The press is so powerful in its image-making role, it can make the criminal look like he’s a the victim and make the victim look like he’s the criminal.

This is the press, an irresponsible press. It will make the criminal look like he’s the victim and make the victim look like he’s the criminal. If you aren’t careful, the newspapers will have you hating the people who are being oppressed and loving the people who are doing the oppressing.
If you aren’t careful, because I’ve seen some of you caught in that bag, you run away hating yourself and loving the man — while you’re catching hell from the man. You let the man maneuver you into thinking that it’s wrong to fight him when he’s fighting you. He’s fighting you in the morning, fighting you in the noon, fighting you at night and fighting you all in between, and you still think it’s wrong to fight him back. Why? The press. The newspapers make you look wrong. – Malcolm X


February this year I was blown away by Spike Lee’s Malcolm X. I had not seen it before and it helped me decide to read the autobiography written by Alex Haley. I had always wondered when I watched the end of Roots: The Next Generations (televised in 1979) just how influential Malcolm had been to inspire the book and TV show that had deeply affected me. Its message transcends race. The message of the importance of family and the inhumane cruelty of taking children from their family calls to all races and cultures.

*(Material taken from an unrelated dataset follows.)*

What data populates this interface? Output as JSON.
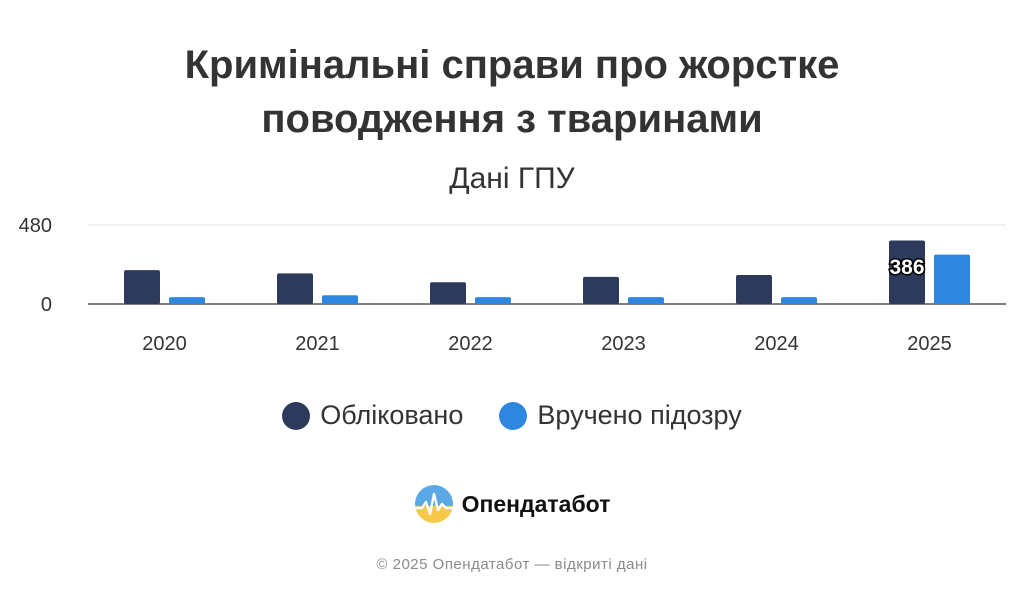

In reading Malcolm’s autobiography I learned of a person I could never have known if I depended on newspapers for truth. His whole story is a beautiful one; inspirational and life changing. I learned so much more.

Last night I was saddened to hear a speech from the 1970’s that attributed blacks being inspired to be proud of their roots to Reverend Martin Luther King Jr.. Now Mr. King did do a lot of great things for the cause of racial equality and peaceful protest. But having read this book, I know now that black racial pride and the importance of family roots, that was Malcolm’s cause. He was the one who inspired Mr. Haley and Mr. Haley’s story inspired the nation. At the same time though, I understood why the man giving the speech whether he knew the truth or not, could never attribute the cause to Malcolm. Malcolm for all of my childhood was the man vilified as a promoter of violence instead of self-defense. It would have been political suicide for the speaker to mention his name.

I admire el-Hajj Malik el-Shabazz (Malcolm X) for having the courage to promote self-defense. I admire him for speaking the truth as he saw it. I admire him for his dedication to learning and his willingness to admit when he learned he’d been wrong. In his moment of glory he saw so much bigger and broader. He was shot down before I was born, but now I have read his own story, in his own words. Now I see, his shadow lingers, his words echo. His truth remains available for those who look beyond the newspapers. I thank God for this man’s courage, now that I can see what he really stood for.


3 Comments Add yours

  1. lincahceria5 says:

    A good post about Malcolm X.
    The quote at the beginning is true. We do need to be careful when receiving news.

    Liked by 1 person

  2. lovehappily says:

    I loved this post. It’s so true and a reminder that we should beware of the single story which newspapers always present to the world.